Background: Feedback in clinical training is essential to reinforce positive behaviors and to provide areas for improvement. Numeric ratings from student performance evaluations are helpful but are not sufficient to guide the learner about where they may be excelling and where they may need additional development. Narrative written feedback both reinforces verbal feedback and provides support for any numeric ratings. Narrative feedback on clinical evaluations is also vital so medical schools have a record of that specific feedback. Medical schools then can use that feedback to guide coaching and remediation plans, if needed. In addition, these narrative comments play an important role on the medical student performance evaluation letter to pass on meaningful student information to prospective residency programs.

Methods: We designed a pre-post study to evaluate the impact of general and targeted faculty development on narrative feedback for two hospital medicine groups in their evaluations of students on the Internal Medicine clerkship. We found published narrative rubrics overly complex or lacking in key elements, so we created a rubric with three sections (positive feedback, constructive feedback, and action to promote improvement), each on a 0-1-2 scale (Table 1). To assess interrater reliability, three authors blindly scored 146 evaluations from 10 faculty in 2018-2019 with an intraclass correlation of 0.959. For the baseline data, we blindly scored Internal Medicine clerkship evaluations during the 2019-2020 year. With this data, we delivered a large group didactic, emphasizing the best practices of narrative feedback to both groups (general feedback). During the 2020-2021 year, we met one-on-one with each hospitalist to review their performance compared to peers (targeted feedback). After the 2021-2022 year, we again blindly scored faculty evaluations. Paired t-tests were used to compare means.

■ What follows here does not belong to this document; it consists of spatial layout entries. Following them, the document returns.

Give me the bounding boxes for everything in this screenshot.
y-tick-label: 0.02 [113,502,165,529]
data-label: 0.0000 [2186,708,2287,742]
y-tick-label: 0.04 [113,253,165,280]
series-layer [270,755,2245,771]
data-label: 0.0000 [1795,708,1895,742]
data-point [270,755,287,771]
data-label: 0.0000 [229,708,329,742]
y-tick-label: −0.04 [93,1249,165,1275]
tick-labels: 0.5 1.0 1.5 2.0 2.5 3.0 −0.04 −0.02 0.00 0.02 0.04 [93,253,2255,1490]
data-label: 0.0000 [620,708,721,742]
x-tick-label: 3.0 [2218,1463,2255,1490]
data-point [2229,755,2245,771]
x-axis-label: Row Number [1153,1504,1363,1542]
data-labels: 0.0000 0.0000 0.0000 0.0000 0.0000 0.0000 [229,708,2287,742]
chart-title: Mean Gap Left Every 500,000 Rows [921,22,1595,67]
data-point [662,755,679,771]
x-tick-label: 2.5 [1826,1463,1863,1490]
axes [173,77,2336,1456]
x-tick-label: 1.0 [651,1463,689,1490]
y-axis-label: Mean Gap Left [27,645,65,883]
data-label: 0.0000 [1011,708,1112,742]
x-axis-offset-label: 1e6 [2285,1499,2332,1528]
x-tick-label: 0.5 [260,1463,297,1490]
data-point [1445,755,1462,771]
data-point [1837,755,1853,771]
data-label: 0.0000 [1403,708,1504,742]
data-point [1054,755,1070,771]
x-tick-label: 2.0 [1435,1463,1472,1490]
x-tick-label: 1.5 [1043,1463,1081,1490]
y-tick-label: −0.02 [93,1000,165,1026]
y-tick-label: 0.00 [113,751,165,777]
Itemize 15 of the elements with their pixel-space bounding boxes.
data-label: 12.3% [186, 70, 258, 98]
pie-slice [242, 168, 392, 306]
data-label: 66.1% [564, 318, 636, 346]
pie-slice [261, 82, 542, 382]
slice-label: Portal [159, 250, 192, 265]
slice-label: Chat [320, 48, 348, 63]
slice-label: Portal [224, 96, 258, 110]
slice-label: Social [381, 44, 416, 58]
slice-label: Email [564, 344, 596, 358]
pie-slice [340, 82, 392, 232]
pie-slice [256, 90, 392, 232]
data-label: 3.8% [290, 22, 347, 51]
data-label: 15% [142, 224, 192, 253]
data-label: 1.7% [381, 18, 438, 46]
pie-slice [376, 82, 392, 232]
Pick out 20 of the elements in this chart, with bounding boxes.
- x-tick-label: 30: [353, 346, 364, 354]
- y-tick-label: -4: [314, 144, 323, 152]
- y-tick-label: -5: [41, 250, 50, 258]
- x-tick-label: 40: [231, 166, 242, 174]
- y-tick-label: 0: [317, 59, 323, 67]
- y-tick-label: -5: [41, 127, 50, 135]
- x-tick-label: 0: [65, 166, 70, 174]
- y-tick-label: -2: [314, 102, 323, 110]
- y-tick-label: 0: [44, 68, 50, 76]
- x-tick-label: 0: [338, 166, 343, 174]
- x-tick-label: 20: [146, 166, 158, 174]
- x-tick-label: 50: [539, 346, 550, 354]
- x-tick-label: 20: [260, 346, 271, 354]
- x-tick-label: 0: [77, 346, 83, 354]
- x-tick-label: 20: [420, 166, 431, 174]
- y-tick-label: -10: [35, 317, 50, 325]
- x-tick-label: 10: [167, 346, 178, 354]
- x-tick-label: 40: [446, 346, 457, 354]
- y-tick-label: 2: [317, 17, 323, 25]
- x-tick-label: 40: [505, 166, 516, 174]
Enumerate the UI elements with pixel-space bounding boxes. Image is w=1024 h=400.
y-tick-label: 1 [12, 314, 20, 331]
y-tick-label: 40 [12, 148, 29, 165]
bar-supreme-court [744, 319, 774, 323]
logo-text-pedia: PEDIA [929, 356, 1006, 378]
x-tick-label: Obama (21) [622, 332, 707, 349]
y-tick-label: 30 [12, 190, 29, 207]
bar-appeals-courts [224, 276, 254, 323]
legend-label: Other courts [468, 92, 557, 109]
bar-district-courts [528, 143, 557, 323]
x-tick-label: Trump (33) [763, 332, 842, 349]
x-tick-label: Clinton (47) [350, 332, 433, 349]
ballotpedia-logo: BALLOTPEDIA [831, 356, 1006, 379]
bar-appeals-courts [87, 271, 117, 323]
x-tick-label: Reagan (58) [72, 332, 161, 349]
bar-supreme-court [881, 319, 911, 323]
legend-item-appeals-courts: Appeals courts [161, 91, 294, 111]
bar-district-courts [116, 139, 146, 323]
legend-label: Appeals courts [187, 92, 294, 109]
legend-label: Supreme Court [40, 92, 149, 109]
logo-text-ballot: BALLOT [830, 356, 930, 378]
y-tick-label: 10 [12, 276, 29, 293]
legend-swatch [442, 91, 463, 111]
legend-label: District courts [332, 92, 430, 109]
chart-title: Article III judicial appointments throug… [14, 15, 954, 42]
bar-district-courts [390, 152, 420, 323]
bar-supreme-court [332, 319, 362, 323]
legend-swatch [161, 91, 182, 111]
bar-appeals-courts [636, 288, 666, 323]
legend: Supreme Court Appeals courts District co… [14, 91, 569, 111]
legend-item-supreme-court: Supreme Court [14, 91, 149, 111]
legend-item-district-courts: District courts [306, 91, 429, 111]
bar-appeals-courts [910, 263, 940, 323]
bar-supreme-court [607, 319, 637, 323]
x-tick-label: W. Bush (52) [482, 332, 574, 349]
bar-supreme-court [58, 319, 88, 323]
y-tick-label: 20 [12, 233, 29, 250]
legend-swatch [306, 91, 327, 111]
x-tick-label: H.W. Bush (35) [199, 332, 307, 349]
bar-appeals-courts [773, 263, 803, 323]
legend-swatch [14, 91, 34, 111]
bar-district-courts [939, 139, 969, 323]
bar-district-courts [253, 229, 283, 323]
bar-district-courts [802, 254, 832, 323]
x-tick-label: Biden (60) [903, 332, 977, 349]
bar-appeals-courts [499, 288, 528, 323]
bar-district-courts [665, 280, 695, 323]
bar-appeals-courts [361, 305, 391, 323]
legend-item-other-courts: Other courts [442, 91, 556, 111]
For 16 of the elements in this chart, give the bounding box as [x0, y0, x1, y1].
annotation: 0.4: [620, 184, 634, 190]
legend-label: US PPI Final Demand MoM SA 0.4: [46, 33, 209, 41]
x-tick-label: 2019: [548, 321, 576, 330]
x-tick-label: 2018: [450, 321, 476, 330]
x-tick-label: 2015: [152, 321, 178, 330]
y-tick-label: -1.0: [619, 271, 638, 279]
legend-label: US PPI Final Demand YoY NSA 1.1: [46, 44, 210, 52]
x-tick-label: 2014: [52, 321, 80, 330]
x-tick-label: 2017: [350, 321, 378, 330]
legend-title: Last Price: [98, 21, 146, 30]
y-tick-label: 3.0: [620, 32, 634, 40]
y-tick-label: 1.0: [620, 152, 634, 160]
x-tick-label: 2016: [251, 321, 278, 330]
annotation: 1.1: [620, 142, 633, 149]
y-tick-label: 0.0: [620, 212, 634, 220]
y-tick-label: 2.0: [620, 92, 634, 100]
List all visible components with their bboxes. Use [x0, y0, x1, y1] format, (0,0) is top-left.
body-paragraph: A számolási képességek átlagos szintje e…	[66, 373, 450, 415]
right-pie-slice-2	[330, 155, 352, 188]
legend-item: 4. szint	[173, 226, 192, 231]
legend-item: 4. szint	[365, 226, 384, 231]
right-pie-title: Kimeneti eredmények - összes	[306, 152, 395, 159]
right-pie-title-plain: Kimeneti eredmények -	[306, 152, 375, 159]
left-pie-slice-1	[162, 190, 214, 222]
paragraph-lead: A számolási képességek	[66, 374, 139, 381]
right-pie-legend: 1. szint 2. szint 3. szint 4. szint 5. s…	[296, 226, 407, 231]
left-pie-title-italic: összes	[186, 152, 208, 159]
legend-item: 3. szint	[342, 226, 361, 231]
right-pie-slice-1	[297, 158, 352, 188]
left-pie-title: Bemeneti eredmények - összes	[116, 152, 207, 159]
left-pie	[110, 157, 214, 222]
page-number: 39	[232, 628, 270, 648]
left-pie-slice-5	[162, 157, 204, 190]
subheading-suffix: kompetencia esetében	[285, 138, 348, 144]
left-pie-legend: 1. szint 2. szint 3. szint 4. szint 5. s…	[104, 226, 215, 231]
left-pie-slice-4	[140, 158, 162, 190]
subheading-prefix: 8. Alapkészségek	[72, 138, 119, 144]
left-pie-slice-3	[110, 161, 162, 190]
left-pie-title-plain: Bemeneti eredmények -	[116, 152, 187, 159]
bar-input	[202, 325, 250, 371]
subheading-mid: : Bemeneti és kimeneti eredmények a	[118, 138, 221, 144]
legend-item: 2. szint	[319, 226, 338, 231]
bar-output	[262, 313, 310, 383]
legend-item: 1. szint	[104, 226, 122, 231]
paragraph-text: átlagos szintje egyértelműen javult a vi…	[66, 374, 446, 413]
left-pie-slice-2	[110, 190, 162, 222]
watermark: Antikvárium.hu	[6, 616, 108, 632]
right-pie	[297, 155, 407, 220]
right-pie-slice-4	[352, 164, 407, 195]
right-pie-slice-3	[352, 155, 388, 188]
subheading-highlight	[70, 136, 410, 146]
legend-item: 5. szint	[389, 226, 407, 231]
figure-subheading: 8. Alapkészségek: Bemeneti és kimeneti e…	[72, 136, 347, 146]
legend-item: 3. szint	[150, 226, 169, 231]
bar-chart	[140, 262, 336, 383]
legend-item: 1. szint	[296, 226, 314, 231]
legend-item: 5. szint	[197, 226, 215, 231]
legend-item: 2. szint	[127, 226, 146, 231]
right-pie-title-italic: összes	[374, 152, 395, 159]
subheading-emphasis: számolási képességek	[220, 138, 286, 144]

Results: We included 24 hospitalists, excluding those who left the institution or completed ≤ 3 evaluations. For the 2019-2020 baseline, the combined mean score was 3.7/6 (SD = 1.2) compared to 4.6/6 (SD = 1.1) for the 2021-2022 post-intervention period (p = 0.0002). See Figure 1 for combined mean score comparison. Mean scores within each hospital medicine subgroup, combined mean scores for constructive feedback, and mean scores for the action to promote improvement for each subgroup were all also improved with p values < 0.05. As potential limitations, this study was at two sites that could limit its extrapolation. Though the authors were blinded, confirmation bias could have influenced the post-intervention scoring.

Conclusions: The use of a simplified narrative feedback rubric with a combination of general and targeted faculty development can improve narrative feedback from faculty to medical students.